Employer Branding ist mehr als nur ein paar hübsche Worte auf einer Karriere-Website. Es ist der Versuch, Menschen für ein Unternehmen zu begeistern – mit Haltung, Klarheit und Mut.
Doch Mut fehlt uns in Deutschland oft. Angst ist ein Gefühl, das wir hierzulande ziemlich gut beherrschen. Wir haben sie vor vielen Dingen, die uns zurecht Angst machen. Aber auch vor vielen Dinge, die uns keine Angst machen sollten. Die einen kriegen sie beim Zahnarzt, die anderen bei Präsentationen mit Chefin oder Geschäftsführung. Vielleicht haben wir Deutsche sie auch ein bisschen systematisch? Vor Veränderung, vor Kontrollverlust – und ganz besonders vor Fehlern?
Im englischsprachigen Ausland gibt’s dafür diesen hübschen Begriff: „German Angst“. Im Ausland eine Zuschreibung. Bei uns Teil der Kultur? Und ja – German Angst macht auch vorm Employer Branding nicht halt.
Während anderswo mutig experimentiert, emotionalisiert oder sogar provoziert wird, regiert bei uns oft das Prinzip Sicherheit. Bei Waschmittelwerbung und Personalmarketing gilt: Lieber nur kleine Veränderungen. Lieber ´ne Agentur, die die Branche schon gemacht hat. Lieber nochmal durch den Vorstand. Lieber nochmal auf Nummer sicher. Lieber StepStone statt Guerilla. Lieber das Stockbild von den High Fives. Lieber auf die immer gleichen Stellenanzeigen setzen.
Dabei braucht wirkliche Veränderung immer Mut. Eine unserer Alltime-Favorite-Kampagnen ist “This is Belonging“ der britischen Armee. Diese Kampagne bricht komplett mit gängigen Erwartungen an Militärrhetorik. Statt mit Stärke, schnellen Schnitten und Fanfaren, rückt sie die emotionale Zugehörigkeit, Diversität und auch persönliche Zweifel in den Mittelpunkt – Werte, die im klassischen Recruiting-Milieu der Britischen Armee als eher untypisch galten.

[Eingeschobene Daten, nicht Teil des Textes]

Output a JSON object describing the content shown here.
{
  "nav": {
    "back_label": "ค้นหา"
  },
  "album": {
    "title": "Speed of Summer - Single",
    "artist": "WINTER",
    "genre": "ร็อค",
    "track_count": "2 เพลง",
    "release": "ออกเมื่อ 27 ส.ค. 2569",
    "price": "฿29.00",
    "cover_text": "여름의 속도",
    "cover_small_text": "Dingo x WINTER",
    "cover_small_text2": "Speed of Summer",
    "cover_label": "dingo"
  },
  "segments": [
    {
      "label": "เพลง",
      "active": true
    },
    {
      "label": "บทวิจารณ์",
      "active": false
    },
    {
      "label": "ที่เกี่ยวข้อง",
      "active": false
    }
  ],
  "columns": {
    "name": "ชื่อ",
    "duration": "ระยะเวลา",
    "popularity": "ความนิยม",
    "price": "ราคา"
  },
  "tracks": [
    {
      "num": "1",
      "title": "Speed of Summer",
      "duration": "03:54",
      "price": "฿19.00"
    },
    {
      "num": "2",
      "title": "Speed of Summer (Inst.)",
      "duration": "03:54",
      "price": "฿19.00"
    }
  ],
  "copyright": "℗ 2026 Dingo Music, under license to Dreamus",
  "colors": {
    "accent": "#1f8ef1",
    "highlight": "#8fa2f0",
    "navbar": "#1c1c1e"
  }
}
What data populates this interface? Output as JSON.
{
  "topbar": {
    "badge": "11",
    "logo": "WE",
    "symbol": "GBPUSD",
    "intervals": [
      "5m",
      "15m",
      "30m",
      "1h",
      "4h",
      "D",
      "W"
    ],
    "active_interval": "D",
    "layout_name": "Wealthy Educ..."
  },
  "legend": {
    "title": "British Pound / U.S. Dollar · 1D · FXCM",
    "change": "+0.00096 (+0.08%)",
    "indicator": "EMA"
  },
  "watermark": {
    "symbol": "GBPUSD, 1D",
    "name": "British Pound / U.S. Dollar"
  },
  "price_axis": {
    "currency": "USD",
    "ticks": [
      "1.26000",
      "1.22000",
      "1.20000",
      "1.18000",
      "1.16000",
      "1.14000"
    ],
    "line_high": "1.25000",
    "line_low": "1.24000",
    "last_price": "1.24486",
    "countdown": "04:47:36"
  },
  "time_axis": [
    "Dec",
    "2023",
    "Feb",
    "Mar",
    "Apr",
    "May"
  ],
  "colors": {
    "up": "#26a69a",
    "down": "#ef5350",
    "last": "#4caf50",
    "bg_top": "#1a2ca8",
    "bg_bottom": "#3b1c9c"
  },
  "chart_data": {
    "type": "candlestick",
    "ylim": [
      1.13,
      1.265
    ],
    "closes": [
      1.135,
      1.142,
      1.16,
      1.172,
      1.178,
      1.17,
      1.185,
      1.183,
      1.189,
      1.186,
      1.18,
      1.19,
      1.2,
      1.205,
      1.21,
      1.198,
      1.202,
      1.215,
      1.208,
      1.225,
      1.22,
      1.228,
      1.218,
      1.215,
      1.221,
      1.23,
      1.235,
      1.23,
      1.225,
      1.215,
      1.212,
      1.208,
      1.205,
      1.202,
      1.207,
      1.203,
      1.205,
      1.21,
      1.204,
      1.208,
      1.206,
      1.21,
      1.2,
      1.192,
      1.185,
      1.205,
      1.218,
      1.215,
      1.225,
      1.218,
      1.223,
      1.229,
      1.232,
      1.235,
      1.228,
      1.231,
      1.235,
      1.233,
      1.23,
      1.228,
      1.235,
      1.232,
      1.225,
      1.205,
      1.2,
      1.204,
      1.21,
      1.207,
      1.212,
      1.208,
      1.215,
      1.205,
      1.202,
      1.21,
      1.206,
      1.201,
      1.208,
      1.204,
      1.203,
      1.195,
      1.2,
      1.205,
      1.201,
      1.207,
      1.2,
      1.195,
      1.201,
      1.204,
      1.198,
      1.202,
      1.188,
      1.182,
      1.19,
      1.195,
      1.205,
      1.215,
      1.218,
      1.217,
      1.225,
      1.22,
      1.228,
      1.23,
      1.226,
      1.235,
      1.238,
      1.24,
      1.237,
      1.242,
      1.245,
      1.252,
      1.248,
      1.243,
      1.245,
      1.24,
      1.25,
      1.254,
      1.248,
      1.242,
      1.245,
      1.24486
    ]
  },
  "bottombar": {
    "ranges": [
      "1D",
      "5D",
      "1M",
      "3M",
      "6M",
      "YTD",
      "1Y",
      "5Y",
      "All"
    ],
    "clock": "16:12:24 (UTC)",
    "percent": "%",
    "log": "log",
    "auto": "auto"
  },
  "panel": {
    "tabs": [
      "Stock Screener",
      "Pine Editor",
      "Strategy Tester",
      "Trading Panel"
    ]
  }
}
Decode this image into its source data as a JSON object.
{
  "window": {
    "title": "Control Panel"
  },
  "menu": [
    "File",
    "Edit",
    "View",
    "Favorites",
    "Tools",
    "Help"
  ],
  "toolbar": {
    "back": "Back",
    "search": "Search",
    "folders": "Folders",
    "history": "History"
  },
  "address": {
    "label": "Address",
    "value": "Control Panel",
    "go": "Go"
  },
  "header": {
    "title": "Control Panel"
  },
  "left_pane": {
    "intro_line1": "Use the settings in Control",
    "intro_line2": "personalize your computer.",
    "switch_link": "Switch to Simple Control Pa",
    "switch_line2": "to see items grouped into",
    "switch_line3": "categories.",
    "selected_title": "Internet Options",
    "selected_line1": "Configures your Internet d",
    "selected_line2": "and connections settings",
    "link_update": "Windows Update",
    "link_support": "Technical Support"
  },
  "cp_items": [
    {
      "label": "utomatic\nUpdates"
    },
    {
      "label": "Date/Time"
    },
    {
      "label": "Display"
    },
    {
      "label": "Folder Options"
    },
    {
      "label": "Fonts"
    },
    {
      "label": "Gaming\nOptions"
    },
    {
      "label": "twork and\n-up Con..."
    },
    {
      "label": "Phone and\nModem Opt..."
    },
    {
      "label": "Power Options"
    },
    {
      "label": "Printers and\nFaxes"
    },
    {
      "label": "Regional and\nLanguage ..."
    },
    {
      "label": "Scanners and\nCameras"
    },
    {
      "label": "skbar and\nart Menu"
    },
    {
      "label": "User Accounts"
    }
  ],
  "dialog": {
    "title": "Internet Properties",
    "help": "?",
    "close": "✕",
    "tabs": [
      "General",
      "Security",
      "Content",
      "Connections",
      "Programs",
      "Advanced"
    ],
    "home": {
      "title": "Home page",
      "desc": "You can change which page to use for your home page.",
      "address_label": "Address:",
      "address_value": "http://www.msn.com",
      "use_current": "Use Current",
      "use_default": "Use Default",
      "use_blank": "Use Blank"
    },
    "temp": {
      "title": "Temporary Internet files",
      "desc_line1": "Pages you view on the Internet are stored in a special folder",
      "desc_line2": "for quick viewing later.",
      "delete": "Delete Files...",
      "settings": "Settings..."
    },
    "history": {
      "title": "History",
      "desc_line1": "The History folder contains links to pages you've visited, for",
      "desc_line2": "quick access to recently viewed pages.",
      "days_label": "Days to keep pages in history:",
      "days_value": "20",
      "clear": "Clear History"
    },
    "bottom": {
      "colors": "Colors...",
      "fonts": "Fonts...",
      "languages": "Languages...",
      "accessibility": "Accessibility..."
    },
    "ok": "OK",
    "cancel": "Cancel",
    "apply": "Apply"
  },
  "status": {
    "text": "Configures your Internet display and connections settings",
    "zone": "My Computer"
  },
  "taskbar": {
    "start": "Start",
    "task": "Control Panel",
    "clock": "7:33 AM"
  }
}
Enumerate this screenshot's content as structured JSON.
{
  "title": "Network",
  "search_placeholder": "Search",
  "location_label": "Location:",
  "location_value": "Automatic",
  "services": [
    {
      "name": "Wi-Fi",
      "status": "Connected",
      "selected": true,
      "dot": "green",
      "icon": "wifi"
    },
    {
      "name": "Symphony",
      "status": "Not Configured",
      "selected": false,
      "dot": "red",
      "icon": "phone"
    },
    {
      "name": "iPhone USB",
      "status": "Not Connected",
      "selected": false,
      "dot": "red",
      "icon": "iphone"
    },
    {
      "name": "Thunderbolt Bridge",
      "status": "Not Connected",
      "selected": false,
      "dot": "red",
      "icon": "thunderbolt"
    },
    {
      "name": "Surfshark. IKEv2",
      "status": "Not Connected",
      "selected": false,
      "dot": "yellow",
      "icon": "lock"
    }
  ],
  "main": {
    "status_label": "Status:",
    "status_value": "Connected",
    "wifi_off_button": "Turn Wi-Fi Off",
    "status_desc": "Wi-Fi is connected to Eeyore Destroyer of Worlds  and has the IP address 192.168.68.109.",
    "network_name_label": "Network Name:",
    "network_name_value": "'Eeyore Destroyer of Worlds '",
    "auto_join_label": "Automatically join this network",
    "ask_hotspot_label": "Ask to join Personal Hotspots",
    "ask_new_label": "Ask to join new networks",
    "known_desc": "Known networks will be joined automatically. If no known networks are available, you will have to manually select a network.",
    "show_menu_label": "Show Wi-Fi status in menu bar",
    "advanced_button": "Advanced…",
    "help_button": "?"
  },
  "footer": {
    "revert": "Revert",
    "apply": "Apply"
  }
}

„This is belonging“ ist ein radikaler Bruch. Die Kampagne ist nah am Menschen mit emotionalen Videos und Plakaten, starken Headlines wie „Keeping My Faith“ oder „Facing My Fears“ – und einer Haltung, die sagte: „Wir wollen dich so, wie du bist.“
Die Reaktionen waren gemischt – aber die Wirkung war beachtlich: Laut Angaben des britischen Verteidigungsministeriums stiegen die Bewerbungen nach dem Start der Kampagne im Vergleich zum Vorjahreszeitraum um rund 37 %. Besonders junge Menschen, die sich zuvor nicht angesprochen fühlten, identifizierten sich mit der neuen Ansprache. Laut britischem Verteidigungsministerium stiegen die Bewerbungszahlen in den Monaten nach Kampagnenstart deutlich an. Besonders junge Menschen, die sich zuvor nicht angesprochen fühlten, identifizierten sich mit der neuen Ansprache.
Ein mutiger Move, der zeigt: Sichtbarkeit entsteht nicht durch Lautstärke, sondern durch Relevanz. Und durch den Mut, bestehende Erwartungen zu hinterfragen.
Und in Deutschland? Gut, wir haben eine wirklich schöne Kampagne für die Bundeswehr. In unseren Augen braucht es aber in Zeiten von Fachkräftemangel, Wertewandel und einer neuen Erwartungshaltung seitens der Generation Z und Alpha generell mehr als brave Kommunikation. Es braucht Haltung – und den Mut, diese auch zu zeigen.
Unser Appell:
German Angst ist kein Mythos. Sie existiert – und sie hemmt Arbeitgeber dabei, die Sichtbarkeit zu erzeugen, die sie heute dringend brauchen. Lasst uns gemeinsam daran arbeiten, sie zu überwinden.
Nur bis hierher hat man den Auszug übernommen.